The story of how I helped B Lab reframe the SDG Action Manager from feature sprawl to outcome-driven impact

·Kate Makrigiannis

Walking Into the Maze

B Lab's mission is enormous: help companies everywhere act on the UN Sustainable Development Goals by 2030. The SDG Action Manager was supposed to be the engine for that mission. Thousands of businesses signed up. On paper, it looked like success.

But when I stepped in, the reality was very different. Over half of those companies never answered a single question. Fewer than one in ten ever set goals. Net Promoter Score sat at 26. The product meant to inspire progress was quietly stalling out.

The mission was strong. The intent was noble. But the experience was broken.

Naming the Hard Truths

The first thing I did was listen. I interviewed eighteen stakeholders across tech, standards, brand, review, and partnerships. I mapped the entire journey, from the marketing site to the Salesforce queues. I combed through Freshdesk tickets, where more than half of support volume was just people saying, "I don't know what to do next."

What emerged was a tough picture. Registration was long. Verification was manual and painful. Teams were improving their own parts of the flow without seeing the full journey. The information architecture buried key actions under jargon and hamburger menus.

In short, B Lab had made it hard for companies to work with them. Saying that out loud wasn't easy - but once the truth was on the table, everyone could finally point in the same direction.
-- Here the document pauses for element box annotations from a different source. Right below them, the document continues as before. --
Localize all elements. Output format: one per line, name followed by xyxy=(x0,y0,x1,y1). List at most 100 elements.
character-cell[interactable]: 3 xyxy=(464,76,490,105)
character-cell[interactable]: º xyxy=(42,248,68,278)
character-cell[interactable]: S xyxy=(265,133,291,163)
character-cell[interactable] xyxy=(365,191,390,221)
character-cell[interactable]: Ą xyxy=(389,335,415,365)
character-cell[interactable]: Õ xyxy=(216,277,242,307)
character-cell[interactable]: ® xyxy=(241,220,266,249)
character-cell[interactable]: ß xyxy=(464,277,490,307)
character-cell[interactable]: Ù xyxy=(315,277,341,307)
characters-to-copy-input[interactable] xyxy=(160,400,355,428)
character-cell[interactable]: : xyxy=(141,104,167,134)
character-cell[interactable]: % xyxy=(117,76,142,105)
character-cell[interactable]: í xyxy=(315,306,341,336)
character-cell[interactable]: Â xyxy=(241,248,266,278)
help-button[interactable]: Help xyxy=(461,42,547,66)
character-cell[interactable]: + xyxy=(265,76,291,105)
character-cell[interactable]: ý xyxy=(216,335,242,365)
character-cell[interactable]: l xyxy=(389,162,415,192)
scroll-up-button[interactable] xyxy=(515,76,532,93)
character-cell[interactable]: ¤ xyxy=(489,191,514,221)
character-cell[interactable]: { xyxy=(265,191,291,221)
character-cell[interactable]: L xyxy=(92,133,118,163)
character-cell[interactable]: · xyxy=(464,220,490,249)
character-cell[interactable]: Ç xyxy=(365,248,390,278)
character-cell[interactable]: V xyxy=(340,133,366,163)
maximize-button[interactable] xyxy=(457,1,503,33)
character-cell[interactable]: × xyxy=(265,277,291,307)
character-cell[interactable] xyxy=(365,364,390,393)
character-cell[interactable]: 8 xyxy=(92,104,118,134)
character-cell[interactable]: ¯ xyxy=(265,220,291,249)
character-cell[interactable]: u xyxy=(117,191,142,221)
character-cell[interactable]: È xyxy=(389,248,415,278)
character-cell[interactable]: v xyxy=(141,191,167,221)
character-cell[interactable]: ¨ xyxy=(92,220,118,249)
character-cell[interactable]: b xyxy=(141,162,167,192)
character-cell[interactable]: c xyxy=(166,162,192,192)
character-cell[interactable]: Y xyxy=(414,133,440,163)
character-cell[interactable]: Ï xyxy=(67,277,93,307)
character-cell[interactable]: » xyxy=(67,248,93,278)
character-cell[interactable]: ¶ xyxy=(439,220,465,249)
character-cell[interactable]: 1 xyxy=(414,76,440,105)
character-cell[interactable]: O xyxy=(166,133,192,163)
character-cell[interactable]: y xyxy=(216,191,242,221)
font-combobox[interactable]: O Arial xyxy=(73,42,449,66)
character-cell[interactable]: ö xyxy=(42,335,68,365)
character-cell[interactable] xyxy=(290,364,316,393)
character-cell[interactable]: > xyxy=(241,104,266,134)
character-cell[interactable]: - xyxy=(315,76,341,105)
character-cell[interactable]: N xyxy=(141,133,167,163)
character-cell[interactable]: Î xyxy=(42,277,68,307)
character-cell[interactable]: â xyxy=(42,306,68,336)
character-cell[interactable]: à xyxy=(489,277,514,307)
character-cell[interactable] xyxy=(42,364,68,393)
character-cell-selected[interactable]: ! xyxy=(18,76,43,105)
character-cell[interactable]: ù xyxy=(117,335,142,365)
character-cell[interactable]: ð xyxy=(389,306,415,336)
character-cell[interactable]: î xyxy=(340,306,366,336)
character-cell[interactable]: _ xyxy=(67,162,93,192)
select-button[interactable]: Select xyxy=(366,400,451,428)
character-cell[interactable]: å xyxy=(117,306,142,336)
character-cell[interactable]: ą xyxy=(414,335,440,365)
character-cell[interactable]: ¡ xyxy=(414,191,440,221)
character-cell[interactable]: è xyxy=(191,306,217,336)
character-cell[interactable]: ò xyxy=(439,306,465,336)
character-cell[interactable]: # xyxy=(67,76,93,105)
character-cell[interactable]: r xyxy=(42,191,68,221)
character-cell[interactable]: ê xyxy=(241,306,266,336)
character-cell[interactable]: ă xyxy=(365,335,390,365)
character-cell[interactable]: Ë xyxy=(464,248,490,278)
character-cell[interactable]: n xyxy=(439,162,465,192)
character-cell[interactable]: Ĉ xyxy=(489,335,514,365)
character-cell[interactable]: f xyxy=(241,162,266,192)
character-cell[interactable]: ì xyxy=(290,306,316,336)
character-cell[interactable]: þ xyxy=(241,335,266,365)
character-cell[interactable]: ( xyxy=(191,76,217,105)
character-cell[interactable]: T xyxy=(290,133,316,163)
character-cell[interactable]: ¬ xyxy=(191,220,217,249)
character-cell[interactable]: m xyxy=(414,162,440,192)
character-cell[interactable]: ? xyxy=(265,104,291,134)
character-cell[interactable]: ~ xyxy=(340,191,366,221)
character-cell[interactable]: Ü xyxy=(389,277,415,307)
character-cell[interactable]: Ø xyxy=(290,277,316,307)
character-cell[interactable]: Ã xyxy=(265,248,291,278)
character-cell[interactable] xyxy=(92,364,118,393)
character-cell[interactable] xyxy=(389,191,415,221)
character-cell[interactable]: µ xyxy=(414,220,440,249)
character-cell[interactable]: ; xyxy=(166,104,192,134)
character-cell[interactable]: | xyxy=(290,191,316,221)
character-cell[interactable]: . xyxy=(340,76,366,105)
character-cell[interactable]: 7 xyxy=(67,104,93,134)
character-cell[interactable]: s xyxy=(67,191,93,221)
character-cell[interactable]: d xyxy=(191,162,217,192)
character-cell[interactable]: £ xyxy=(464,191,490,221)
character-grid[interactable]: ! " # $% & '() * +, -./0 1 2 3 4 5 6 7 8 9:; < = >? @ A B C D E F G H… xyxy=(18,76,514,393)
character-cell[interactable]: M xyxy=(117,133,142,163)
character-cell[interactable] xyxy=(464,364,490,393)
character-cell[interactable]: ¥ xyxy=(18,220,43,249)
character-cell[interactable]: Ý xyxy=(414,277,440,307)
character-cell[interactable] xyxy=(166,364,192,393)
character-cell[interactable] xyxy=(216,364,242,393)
Flipping the Script: Outcomes, Not Features

Up to that point, most strategy conversations had been led by technology: what features the tool needed, what the platform could do next. We flipped the script. Instead of asking, "what do we build?", we asked, "what outcome are we trying to move?"

We set four targets:

  • Reduce confusion tickets.
  • Raise NPS from 26 toward 70.
  • Shorten the time to complete a goal.
  • Increase follow-through on commitments.

With that lens, we built a Now, Soon, Later roadmap.

  • Now: copy fixes, CSS cleanup, and consistent language.
  • Soon: restructure the IA, simplify assessments, and align naming.
  • Later: introduce momentum-builders like Duolingo-style progress pacing or a Slack "B Hive" community.

Suddenly the roadmap wasn't a wish list. It was a strategy.

Making Change Possible (and Even Delightful)

Here's the thing: global change is heavy work. Climate, labor, diversity, governance -- none of it is simple. If the product itself feels like another burden, people quit.

So we set a higher bar. NPS 70+. Not just "usable," but motivating. We layered in momentum markers, lightweight celebrations, and community support. It wasn't about making it cute. It was about making it feel possible.

Because once companies feel like they can make progress, they do. And once they do, the mission starts to come alive again.

Closing Thought

The lesson from B Lab is one I carry everywhere: a big mission will crumble under a bad experience. Tools only matter if they move outcomes. And progress only happens when you make the next step simple, doable, and worth celebrating.